Our MA finds its culmination in an Expo in July (although not for me as I’m part-time). At the Expo, I have decided that the only thing that would be right for me to do is to build my own version of the install. Like the website, this is no longer a practicality to be feared as it is essential to the project. Alex Harris, a fine art student, will be creating abstract paintings of the switches on to aluminium backing. The switch again will find itself in a new context.

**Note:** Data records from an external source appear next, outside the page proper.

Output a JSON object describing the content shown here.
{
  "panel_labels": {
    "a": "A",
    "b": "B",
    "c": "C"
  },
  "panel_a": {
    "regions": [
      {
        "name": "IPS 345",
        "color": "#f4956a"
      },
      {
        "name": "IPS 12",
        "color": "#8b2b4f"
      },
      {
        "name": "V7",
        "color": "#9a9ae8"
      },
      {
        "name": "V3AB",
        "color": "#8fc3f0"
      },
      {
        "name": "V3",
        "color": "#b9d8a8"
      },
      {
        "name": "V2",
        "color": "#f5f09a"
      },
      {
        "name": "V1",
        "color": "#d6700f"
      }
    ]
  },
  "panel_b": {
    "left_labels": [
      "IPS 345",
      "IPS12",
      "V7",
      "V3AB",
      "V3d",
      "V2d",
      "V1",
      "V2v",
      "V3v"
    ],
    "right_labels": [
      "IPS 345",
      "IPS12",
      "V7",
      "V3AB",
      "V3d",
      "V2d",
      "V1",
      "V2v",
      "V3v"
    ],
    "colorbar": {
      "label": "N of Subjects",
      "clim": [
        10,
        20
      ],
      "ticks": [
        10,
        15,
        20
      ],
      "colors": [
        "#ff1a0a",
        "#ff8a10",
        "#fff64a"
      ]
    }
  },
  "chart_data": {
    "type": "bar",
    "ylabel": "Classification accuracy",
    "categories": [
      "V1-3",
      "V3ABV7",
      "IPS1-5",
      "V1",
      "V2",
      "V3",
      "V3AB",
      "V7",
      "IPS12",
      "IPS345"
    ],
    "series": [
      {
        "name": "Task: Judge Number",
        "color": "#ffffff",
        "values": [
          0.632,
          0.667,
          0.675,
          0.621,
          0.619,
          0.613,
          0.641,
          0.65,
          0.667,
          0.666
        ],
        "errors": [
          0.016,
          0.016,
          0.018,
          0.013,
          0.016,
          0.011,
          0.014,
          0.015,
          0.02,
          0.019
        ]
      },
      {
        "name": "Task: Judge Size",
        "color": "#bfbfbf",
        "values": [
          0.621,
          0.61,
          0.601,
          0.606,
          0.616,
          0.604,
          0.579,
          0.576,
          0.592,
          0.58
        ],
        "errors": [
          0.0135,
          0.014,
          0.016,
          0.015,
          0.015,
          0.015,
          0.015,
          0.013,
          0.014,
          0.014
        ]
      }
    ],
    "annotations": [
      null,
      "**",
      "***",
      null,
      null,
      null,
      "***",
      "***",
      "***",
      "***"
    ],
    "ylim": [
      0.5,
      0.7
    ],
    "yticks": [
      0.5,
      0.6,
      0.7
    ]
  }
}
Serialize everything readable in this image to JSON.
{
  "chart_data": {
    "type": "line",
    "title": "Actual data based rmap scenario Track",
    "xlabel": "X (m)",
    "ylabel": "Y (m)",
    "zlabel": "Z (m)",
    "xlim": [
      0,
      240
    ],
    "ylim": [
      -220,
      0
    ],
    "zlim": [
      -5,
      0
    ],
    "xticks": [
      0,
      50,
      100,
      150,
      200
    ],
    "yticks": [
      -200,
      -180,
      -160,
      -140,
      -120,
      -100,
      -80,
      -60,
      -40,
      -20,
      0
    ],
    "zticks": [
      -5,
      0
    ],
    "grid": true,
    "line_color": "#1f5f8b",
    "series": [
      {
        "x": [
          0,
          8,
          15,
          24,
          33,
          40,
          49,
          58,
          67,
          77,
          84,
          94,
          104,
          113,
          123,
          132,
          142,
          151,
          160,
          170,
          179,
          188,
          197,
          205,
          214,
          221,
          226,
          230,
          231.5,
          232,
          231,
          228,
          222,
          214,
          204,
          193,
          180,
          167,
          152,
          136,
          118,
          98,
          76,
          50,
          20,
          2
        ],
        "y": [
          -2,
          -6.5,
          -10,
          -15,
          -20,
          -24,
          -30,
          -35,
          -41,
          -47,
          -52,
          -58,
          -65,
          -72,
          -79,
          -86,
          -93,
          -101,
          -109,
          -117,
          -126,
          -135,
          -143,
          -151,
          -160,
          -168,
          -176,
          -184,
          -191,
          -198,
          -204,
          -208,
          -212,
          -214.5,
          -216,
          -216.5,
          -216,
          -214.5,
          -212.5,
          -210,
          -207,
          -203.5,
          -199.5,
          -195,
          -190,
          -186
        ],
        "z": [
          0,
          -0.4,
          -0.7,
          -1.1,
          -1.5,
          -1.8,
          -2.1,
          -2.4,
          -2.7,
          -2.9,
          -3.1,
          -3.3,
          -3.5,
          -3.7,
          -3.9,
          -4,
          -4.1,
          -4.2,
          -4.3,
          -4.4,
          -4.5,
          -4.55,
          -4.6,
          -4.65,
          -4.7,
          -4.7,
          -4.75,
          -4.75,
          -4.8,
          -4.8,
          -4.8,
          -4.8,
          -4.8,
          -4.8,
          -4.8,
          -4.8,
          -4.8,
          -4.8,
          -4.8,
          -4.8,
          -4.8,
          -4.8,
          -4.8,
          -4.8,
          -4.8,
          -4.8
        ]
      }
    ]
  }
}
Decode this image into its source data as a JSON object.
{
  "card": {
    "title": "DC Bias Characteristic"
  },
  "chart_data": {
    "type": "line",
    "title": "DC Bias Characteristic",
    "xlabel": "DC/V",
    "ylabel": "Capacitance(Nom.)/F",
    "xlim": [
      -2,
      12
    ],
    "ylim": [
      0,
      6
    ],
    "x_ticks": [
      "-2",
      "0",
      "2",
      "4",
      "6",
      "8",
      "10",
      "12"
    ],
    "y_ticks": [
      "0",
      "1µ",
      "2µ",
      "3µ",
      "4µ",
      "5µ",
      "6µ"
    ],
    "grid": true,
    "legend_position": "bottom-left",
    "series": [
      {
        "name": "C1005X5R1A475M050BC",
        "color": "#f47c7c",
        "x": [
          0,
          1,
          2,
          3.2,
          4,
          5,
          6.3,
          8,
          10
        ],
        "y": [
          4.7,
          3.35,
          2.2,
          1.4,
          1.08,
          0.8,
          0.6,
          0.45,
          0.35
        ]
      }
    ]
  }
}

I am have started the process of constructing an audio documentary and in the middle of this narrative will be a discussion between the Trottoire team and Harwood Wright Yokokoji being chaired by media theorist Matt Fuller. I will soon be beginning voluntary work at Resonance FM so that I can begin to engineer such sessions.

Further Becomings

When I started to work on building the blog and thinking about how to structure the documentation, all those emails that had passed through me had actually infected me much more than I realised. Through total confusion, inexperience and a frustration to make sense, just being part of the process has left indelible marks on me. The huge task of setting these events up on a global scale, the minutiae of detail required to get everything right, for these things to work both technically and metaphorically, I really feel like I have a grasp of it.

This has been a truly world-changing experience and over such a short period of time- my attitude towards the practical and any separations I might have made from writing or theory have been completely erased. Theory and practice are ridiculously arbitrary words that mean nothing and should never be conceived as distinct entities.

I have found a voice by removing a voice and I am approaching media and technology with a entirely different approach than I have in the past. I can no longer conceive of such separations and this is how I will proceed with my role. Open-minded, connected AND collective.